In another form of swarm download, the file is divided into pieces, and the pieces further divided into blocks. In this case, hash values are calculated for each of the pieces. Different blocks are then requested from different sources that have indicated not only availability of their corresponding pieces, but also an identical hash value for the piece. After all of blocks have been downloaded from various sources for a piece, a hash value is calculated for the assembled piece and compared to the known hash value for that piece. If they match, then the download was successful. On the other hand, if they do not match, then the downloaded piece is determined to be corrupted, and the blocks of the piece are downloaded again from the same or different sources.

OBJECTS AND SUMMARY OF THE INVENTION

Although swarm downloads are useful for many legitimate file sharing activities, they can also be used unfortunately for unauthorized copying of protected files (i.e., files that are to be protected against unauthorized copying).

Accordingly, it is an object of one or more aspects of the present invention to provide a method and apparatus for corrupting a swarm download of a protected file in a file sharing network.

Another object is to provide such method and apparatus so that the legitimate rights and expectations of users of the network are preserved.

Still another object is to provide such method and apparatus such that the network is not prevented from operating for legitimate file sharing activities.

Yet another object is to provide such method and apparatus so that copies of files already residing on the network are not destroyed through erasure or corruption of data.

Conversely, it is another object of one or more aspects of the present invention to provide a method for deterring corruption of a swarm download in a file sharing network when it is desirable to do so.

These and additional objects are accomplished by the various aspects of the present invention, wherein briefly stated, one aspect is a method for corrupting a swarm download in a file sharing network, comprising: receiving a request from a client in a file sharing network for a portion of a file as part of a swarm download, and providing different content rather than the requested portion so that a calculation based in part on the different content indicates that the swarm download has been corrupted.

Another aspect is a method for corrupting a swarm download in a network, comprising: connecting to a client participating in a swarm download of a file; indicating to the client that pieces of the file not including any blocks for which corrupting data was previously provided to the client are available for downloading; receiving a request for a block of a piece identified as being available; sending a block of corrupting content to the client in response to the request so that a calculation based in part on the corrupting content indicates that an assembled piece has been corrupted; and disconnecting from the client.
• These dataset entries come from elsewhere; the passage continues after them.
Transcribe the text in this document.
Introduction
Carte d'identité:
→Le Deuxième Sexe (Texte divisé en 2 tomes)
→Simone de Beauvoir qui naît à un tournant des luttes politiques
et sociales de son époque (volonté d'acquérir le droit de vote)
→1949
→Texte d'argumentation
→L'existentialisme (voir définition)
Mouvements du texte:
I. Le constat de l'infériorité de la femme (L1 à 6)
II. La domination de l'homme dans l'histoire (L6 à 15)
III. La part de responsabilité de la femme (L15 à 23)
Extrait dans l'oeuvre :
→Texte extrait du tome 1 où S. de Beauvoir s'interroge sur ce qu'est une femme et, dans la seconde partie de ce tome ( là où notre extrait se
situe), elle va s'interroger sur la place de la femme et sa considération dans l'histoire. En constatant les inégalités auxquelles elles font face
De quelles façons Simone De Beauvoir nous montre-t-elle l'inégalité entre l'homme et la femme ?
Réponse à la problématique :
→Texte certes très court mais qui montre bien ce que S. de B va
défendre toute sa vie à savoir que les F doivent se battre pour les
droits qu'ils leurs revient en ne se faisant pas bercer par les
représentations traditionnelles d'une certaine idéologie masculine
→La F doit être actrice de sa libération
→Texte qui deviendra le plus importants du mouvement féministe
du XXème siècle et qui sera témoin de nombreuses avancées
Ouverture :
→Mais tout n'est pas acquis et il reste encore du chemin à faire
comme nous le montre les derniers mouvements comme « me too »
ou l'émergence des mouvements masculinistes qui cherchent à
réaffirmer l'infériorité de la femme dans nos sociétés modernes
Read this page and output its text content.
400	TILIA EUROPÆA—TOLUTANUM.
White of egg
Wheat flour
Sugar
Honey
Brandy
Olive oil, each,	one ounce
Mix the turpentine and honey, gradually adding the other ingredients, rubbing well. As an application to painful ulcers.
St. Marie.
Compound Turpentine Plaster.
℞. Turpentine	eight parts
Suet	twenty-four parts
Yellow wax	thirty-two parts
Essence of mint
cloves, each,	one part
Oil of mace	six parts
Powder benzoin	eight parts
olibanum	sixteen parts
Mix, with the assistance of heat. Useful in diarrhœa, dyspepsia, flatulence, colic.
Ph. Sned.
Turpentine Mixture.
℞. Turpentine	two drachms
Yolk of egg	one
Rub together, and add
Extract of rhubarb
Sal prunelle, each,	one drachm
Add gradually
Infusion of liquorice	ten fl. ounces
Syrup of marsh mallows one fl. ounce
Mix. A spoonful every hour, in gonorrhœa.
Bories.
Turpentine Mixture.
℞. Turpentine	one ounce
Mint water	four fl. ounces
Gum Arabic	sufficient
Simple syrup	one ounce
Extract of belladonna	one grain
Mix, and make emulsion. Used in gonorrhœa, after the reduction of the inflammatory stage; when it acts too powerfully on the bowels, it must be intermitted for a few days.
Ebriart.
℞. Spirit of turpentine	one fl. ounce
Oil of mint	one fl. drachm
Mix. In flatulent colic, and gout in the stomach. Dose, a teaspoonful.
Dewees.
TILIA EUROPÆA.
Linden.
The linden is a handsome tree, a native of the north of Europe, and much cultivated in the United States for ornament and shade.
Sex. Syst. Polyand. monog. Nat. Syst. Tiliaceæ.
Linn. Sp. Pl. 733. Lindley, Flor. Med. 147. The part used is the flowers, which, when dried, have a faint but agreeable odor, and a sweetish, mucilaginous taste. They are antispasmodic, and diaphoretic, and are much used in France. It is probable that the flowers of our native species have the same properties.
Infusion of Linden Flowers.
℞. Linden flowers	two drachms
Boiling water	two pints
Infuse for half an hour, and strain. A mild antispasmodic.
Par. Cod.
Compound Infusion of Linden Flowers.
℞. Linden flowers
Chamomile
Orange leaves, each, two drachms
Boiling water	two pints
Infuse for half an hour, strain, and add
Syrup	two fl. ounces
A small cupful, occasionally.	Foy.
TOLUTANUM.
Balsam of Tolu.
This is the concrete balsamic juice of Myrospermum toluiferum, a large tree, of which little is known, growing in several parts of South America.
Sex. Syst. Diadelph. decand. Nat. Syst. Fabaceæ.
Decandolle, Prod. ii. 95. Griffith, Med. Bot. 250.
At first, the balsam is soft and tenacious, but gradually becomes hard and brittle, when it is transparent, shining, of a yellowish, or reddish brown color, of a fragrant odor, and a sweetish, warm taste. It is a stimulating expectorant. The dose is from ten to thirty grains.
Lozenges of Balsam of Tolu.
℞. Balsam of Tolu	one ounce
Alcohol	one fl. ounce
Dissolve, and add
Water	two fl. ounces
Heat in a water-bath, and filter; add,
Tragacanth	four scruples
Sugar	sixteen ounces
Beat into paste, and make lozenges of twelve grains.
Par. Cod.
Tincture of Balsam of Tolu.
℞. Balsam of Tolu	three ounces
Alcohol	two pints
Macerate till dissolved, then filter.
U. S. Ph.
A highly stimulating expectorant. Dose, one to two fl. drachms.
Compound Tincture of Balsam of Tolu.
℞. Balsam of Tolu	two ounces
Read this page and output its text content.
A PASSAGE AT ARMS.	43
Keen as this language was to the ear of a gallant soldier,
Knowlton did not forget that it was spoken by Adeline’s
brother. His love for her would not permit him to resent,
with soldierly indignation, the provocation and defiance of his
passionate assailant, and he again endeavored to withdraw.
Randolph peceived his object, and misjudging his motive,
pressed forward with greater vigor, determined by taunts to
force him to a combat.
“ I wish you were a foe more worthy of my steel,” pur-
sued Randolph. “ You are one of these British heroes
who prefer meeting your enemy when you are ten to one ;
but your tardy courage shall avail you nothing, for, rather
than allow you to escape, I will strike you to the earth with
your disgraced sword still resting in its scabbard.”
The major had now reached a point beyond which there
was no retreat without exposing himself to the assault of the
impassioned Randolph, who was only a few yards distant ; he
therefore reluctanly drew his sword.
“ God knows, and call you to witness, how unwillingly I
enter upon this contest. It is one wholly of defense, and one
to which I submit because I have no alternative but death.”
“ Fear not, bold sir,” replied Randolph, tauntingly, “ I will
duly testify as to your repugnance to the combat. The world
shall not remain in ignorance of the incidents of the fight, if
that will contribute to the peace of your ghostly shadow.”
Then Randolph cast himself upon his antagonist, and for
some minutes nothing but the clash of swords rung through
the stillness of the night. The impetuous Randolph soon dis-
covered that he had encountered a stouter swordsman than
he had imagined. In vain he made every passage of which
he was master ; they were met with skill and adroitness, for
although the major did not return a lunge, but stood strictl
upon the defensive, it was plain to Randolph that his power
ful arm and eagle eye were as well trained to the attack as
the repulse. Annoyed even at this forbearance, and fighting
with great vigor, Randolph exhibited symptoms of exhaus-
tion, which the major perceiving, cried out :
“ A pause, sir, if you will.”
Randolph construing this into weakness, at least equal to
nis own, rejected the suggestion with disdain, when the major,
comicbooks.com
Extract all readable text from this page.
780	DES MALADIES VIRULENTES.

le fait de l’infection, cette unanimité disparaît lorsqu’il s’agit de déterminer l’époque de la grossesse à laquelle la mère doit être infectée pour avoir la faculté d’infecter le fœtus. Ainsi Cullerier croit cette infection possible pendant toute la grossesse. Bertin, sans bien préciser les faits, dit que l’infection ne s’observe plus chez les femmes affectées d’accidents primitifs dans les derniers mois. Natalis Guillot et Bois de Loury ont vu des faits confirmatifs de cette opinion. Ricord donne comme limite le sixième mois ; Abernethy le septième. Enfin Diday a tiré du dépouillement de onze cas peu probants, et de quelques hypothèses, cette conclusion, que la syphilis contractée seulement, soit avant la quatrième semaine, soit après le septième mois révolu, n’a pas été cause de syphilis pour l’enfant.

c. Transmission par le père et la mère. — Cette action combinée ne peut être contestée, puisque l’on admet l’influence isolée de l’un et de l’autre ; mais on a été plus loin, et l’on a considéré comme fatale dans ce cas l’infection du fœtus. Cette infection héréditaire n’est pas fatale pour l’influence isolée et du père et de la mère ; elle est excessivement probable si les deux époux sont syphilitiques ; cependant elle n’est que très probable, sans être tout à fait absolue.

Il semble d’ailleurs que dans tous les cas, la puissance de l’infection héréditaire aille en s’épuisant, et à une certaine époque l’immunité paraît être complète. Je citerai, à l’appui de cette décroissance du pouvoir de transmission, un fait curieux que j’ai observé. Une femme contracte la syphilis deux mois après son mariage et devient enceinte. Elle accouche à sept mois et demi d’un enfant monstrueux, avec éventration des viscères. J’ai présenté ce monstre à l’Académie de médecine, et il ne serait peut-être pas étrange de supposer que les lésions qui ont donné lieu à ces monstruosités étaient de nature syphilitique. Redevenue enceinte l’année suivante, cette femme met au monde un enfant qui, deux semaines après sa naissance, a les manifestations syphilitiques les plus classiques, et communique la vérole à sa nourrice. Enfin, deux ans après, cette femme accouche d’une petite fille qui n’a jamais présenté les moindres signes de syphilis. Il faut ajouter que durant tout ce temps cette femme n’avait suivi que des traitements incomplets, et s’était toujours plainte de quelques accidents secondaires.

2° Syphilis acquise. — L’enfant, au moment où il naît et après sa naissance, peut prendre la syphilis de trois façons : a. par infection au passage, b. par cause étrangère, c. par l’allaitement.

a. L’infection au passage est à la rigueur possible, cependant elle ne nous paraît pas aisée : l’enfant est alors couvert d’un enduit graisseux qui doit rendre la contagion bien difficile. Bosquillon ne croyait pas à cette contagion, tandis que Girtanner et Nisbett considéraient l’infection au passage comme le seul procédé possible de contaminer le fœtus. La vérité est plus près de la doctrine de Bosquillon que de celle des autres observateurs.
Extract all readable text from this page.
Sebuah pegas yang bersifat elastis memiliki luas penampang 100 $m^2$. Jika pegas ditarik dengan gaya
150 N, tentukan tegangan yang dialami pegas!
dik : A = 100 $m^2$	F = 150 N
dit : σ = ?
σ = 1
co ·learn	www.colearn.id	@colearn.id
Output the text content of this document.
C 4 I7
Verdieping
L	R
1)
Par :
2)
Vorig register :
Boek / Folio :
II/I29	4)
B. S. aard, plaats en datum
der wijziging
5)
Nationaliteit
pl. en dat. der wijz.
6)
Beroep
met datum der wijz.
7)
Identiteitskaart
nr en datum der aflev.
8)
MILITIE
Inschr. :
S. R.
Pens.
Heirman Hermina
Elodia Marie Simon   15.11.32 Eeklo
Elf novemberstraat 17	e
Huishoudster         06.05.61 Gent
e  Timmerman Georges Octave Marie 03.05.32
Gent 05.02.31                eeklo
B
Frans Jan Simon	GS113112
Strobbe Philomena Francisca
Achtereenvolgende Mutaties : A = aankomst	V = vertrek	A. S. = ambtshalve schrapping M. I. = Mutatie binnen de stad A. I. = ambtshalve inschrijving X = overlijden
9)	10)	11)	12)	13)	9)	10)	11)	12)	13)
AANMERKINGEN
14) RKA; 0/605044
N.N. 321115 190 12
Another aspect is an apparatus for corrupting a swarm download in a file sharing network, comprising an agent client configured to receive a request from a requesting client for a portion of a file as part of a swarm download in a file sharing network, and provide different content rather than the requested portion so that a calculation based in part on the different content indicates that the swarm download has been corrupted.

Another aspect is an apparatus for corrupting a swarm download in a network, comprising an agent client configured to: connect to a requesting client participating in a swarm download of a file; indicate to the requesting client that pieces of the file not including any blocks for which corrupting content was previously provided to the client are available for downloading; receive a request for a block of a piece identified as being available; send a block of corrupting content to the requesting client in response to the request so that a calculation based in part on the corrupting content indicates that an assembled piece has been corrupted; and disconnect from the requesting client.

Another aspect is a method for deterring corruption of a swarm download in a file sharing network, comprising: keeping track of reported available pieces for downloading from each connected client, and disconnecting any such client that reports less available pieces for downloading than reported by that client at a prior time.

Another aspect is a method for deterring corruption of a swarm download in a file sharing network, comprising: keeping track of a number of times a client requests connection during a swarm download, and denying such request if the number is greater than or equal to a threshold number.

Another aspect is a method for deterring corruption of a swarm download in a file sharing network, comprising: identifying bad sources in a network by analyzing source statistics updated each time a calculated hash for a piece of a file downloaded as blocks to a client from a plurality of sources fails to match a known hash value for the piece.

Another aspect is a method for deterring corruption of a swarm download in a file sharing network, comprising: identifying good sources in a network by analyzing source statistics updated each time a calculated hash for a piece of a file downloaded as blocks to a client from a plurality of sources matches a known hash value for the piece.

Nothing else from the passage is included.